Hijos de Dune (Dune 3)

Frank Herbert

Fragmento

Capítulo 1

Las enseñanzas de Muad’Dib se han convertido en el terreno de juego de los académicos, los supersticiosos y los corruptos. Él nos enseñó a vivir de manera equilibrada, una filosofía gracias a la que un hombre puede afrontar los problemas que surgen de un universo en constante cambio. Dijo que la humanidad no ha dejado de evolucionar y que será un proceso que nunca tendrá fin. También afirmó que esa evolución se basa en principios cambiantes que solo conoce la eternidad. ¿Cómo puede un razonamiento corrompido jugar con tal esencia?

Palabras del mentat Duncan Idaho

Un haz de luz iluminó la alfombra rojo oscuro que cubría el suelo de la caverna. La luz brillaba sin una fuente aparente, como si existiese solo en la superficie del tejido granate de fibras de especia entrelazadas. Era un pequeño círculo inquisitivo de unos dos centímetros de diámetro que se estiraba o se encogía de forma errática. Ascendió por el extremo verde oscuro del lecho, avanzó y se retorció al llegar a la superficie irregular de la cama.

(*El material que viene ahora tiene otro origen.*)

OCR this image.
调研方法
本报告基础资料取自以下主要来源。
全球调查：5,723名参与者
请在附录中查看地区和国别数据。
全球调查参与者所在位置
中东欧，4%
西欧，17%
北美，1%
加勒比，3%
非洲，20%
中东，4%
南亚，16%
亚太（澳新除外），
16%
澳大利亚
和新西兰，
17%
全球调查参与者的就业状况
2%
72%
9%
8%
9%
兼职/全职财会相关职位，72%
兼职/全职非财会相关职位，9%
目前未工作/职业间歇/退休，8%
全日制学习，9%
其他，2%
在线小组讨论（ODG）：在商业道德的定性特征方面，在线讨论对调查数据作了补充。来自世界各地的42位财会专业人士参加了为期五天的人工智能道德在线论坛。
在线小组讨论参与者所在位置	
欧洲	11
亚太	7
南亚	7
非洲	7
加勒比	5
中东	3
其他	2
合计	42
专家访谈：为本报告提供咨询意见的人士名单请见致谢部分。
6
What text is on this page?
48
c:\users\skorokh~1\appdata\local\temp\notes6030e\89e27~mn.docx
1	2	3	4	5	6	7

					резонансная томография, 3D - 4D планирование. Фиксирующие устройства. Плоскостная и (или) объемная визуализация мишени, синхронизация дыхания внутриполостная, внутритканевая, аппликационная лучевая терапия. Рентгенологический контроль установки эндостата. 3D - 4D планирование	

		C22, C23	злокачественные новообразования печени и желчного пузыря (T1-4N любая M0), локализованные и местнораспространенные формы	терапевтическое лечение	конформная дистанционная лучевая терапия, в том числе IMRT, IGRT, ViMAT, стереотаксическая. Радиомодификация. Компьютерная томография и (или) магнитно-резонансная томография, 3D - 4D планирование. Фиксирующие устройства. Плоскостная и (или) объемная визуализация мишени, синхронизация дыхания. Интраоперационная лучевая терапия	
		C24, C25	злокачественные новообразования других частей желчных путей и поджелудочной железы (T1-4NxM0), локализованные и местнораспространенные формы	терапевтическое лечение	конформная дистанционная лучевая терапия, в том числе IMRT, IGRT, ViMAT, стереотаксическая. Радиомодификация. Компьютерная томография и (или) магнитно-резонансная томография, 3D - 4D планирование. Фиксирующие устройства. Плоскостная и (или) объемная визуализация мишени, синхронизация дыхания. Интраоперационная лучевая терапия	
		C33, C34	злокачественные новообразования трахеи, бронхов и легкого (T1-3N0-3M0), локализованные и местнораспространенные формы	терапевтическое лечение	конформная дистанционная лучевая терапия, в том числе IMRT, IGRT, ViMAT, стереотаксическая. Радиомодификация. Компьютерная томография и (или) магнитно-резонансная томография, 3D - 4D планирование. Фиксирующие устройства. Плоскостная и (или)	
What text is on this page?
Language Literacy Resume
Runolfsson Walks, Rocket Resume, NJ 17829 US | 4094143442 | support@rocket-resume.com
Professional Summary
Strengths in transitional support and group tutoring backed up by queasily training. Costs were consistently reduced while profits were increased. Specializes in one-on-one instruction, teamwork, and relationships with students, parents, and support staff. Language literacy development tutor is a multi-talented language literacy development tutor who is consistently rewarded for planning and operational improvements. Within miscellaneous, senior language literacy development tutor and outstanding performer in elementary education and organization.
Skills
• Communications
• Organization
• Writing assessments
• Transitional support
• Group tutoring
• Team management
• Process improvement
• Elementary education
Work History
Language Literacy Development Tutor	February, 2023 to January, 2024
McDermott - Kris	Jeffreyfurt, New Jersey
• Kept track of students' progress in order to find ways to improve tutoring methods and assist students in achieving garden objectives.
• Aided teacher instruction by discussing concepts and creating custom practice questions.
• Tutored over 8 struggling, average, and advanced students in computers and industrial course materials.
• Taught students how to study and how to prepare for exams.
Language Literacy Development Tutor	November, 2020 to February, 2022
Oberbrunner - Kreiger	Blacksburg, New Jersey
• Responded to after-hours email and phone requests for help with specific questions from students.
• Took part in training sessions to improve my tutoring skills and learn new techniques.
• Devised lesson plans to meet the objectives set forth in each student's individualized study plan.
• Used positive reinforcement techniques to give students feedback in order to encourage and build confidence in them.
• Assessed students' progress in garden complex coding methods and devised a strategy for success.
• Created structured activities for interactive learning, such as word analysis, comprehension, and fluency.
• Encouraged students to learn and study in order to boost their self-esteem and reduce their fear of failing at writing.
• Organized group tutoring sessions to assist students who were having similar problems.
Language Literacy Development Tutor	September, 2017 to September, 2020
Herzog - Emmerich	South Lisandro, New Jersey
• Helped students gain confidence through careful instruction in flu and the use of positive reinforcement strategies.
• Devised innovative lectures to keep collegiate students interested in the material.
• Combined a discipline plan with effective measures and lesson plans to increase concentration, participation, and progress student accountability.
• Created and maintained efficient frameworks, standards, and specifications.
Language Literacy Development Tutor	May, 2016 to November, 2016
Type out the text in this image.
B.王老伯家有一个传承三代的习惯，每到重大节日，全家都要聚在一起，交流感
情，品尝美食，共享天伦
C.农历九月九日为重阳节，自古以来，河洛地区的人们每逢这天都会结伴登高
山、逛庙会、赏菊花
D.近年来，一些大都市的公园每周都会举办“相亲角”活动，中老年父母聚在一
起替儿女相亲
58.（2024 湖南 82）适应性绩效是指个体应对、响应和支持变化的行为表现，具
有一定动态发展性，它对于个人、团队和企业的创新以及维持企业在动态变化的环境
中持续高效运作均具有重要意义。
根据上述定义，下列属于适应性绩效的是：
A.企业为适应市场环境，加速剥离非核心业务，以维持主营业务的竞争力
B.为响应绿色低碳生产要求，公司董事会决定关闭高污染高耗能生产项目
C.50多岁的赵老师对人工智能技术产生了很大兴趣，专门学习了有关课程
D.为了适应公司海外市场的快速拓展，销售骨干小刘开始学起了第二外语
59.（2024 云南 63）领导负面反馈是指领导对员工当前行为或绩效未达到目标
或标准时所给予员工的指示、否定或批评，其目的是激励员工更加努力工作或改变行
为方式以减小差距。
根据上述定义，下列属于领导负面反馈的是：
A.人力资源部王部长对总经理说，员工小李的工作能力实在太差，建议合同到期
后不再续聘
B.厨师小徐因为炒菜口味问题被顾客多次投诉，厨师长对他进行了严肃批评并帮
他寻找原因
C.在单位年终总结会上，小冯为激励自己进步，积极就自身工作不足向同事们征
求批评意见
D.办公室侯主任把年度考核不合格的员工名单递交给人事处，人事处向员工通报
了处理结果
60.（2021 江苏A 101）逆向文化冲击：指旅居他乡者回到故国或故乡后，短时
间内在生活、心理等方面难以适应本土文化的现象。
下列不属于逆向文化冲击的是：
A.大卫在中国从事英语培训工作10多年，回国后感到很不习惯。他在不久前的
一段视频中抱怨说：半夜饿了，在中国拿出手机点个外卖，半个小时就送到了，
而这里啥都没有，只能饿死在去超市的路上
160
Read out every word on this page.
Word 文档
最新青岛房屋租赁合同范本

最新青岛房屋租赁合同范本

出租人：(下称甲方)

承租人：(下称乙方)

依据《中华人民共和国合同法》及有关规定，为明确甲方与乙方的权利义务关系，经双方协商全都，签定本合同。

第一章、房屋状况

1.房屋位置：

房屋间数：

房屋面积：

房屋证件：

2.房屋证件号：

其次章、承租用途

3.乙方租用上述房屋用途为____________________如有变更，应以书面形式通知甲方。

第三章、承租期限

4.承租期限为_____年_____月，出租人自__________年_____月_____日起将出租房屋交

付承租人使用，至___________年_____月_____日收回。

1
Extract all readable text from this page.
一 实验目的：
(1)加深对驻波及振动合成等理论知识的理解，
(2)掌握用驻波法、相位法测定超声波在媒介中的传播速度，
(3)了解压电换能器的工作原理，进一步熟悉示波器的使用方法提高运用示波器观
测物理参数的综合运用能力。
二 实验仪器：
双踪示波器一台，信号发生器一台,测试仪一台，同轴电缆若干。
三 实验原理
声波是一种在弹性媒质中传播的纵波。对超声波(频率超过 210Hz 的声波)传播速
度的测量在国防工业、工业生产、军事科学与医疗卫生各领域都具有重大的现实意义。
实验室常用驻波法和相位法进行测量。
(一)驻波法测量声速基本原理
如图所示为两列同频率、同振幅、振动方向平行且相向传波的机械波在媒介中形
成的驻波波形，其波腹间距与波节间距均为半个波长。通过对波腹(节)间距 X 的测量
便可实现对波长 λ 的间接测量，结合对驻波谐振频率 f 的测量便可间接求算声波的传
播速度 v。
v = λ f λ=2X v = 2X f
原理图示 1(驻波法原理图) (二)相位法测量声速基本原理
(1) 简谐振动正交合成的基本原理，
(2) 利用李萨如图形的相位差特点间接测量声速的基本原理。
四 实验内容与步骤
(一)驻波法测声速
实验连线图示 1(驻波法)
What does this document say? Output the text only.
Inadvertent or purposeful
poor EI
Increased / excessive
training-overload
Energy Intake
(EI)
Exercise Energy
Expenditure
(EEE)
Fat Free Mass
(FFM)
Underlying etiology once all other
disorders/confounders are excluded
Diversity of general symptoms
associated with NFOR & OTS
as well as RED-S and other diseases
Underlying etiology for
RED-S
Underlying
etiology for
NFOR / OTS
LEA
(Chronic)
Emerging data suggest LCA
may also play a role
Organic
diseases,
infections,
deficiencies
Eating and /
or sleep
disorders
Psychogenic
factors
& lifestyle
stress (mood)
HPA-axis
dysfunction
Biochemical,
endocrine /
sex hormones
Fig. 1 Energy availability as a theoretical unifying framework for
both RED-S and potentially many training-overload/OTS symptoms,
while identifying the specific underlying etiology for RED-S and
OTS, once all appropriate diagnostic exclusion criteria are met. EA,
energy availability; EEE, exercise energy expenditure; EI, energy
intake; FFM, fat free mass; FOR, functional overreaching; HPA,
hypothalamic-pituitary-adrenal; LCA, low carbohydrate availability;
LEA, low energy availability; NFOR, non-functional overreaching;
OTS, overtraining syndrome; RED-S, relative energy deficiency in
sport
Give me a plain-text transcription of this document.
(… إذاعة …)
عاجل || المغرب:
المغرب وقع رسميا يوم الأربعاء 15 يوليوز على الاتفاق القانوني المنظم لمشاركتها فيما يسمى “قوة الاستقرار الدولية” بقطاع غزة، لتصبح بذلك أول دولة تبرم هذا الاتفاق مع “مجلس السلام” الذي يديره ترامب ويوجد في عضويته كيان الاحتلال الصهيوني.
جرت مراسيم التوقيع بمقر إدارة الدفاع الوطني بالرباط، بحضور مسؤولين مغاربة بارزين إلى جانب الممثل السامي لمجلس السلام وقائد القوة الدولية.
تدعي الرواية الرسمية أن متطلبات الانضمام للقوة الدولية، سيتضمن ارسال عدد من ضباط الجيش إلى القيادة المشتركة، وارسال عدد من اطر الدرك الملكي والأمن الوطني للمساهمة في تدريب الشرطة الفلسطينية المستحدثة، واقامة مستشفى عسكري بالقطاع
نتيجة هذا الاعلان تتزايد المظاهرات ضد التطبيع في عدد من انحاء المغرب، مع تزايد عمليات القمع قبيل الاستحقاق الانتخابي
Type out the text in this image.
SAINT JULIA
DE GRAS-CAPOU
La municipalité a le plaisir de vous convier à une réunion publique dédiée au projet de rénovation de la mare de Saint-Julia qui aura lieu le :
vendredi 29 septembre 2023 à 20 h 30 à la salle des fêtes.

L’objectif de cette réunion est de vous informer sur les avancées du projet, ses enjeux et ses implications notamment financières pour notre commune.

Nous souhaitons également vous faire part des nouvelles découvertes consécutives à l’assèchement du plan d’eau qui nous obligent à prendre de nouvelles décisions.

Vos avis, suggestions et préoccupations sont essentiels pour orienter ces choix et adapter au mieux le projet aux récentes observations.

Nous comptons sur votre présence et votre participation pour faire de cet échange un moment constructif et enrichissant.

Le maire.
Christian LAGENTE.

Debajo de la colcha verde yacía un chiquillo de pelo cobrizo, rostro infantil redondeado y labios generosos... una figura a la que le faltaba la enjuta cualidad de la tradición Fremen, aunque tampoco presentara la hinchazón del agua propia de un habitante de otros mundos. La figura se agitó cuando la luz pasó sobre sus párpados cerrados. Después desapareció de improviso.

Solo se oía el sonido de una respiración regular y, detrás de él, el tenue goteo del recolector de agua de una trampa de viento que había a mucha altura en la caverna.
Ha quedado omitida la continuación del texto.